On 12/12/13 11:08 AM, Mike Small wrote:
I was trying to understand better Tim's example where he tried to use a sub 
that wasn't exported from its module by qualifying it with the module name.
Right. It's easy to reproduce in the REP (and maybe I should have included a slide to that effect).

$ perl6
> module A { sub fn { } }
(A)
> A::fn()
Could not find symbol '&fn'

Or an even more poignant example, using Rakudo's built-in Test module:

$ perl6
> module A { use Test; diag("Foo!") }
# Foo!
> module B { use Test <diag>; diag("Foo!") }
Error while importing from 'Test': no EXPORT sub, but you provided positional argument in the 'use' statement
> module C { need Test; Test::diag("Foo!") }
Could not find symbol '&diag'

Module A works fine, because I import everything from Test into its namespace.

Module B croaks during BEGIN; and there seems to be some confusion as to why.

Module C croaks at runtime, and according to Synposis 11, it indeed ought to; but there also seems to be some confusion as to the whys and hows of that scenario as well. This might be a situation where the documentation has not yet caught up with the implementation, or vice-versa, or where best practices have not caught up with either.

"Another difference is that subroutines default to my scope rather than our scope. 
However, subroutine dispatch searches lexical scopes outward, and subroutines are also 
allowed to be postdeclared after their use, so you won't notice this much. A subroutine 
that is not declared yet may be called using parentheses around the arguments, in the 
absence of parentheses, the subroutine call is assumed to take multiple arguments in the 
form of a list operator."
-- http://perlcabal.org/syn/S06.html#Globally_scoped_subroutines

In other words, the following code will work:

f();
my sub f {
    g();
    my sub g {
        say "It works!"
    }
}

Usually, you can't access "my" variables until after their declared. And the "my" on these sub 
declarations are superfluous. (So "my sub f" is equivalent to just "sub f.") But subs are allowed 
to be used before they're declared, and subroutine dispatch will search, starting with the innermost lexical scope, and 
proceeding outward through broader and broader scopes, until it gets to the global-most scope.

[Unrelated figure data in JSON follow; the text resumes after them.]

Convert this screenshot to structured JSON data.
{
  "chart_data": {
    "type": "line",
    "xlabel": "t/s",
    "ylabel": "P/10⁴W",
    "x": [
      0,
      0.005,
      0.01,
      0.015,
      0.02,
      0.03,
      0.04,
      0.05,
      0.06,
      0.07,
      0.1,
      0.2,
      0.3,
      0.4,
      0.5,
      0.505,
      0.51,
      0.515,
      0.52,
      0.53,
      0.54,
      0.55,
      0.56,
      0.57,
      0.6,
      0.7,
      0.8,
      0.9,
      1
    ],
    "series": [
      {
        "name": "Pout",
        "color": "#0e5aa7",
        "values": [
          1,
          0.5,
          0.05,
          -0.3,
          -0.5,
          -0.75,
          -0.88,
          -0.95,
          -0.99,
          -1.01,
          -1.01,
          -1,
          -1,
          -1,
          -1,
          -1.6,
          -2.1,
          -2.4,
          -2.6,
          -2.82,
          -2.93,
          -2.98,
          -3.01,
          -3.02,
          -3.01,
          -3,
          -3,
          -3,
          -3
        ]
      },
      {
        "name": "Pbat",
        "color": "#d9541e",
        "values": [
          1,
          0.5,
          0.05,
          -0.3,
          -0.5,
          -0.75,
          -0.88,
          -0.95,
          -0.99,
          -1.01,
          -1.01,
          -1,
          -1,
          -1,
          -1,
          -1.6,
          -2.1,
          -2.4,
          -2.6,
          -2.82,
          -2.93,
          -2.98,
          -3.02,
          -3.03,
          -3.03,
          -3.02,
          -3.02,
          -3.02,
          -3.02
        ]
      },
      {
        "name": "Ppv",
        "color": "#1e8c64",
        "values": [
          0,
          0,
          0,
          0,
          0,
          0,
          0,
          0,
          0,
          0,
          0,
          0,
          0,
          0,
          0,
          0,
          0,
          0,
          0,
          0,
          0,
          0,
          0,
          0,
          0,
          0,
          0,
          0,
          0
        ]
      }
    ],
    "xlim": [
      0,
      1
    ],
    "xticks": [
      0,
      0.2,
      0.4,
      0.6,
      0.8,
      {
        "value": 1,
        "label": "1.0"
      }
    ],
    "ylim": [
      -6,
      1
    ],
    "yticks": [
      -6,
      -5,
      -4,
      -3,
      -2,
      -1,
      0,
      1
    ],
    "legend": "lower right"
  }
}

...an example where defaults just changed and on purpose? i.e. did Perl 6 
purposely reconsider the Perl 5 custom...
I'm assuming that's what happened here. In P5, all package symbols are public. And if you want something to be private, you need to establish a convention to mark it thus. So that's why we put underscore in front of "private" methods of a class. Or you have to use workarounds like inside-out objects, in order to make your implementation opaque.

P6 recognizes a much stronger concept of opaque types. P6 classes have a private implementation and a publicly accessible API. And as developer, you can enforce this distinction. So a "my" sub is by definition part of the private implementation. That's why it feels to me really silly to mark a "my" sub "is export." I'm not saying that the language should prohibit you from doing so— I think that every programmer has a First Amendment right to act like an idiot, because all geniuses first sounded like idiots. But I'm saying that if subs are by default in "my" scope, then my best practice (again, speaking as a developer) should be to declare exportable subs "our."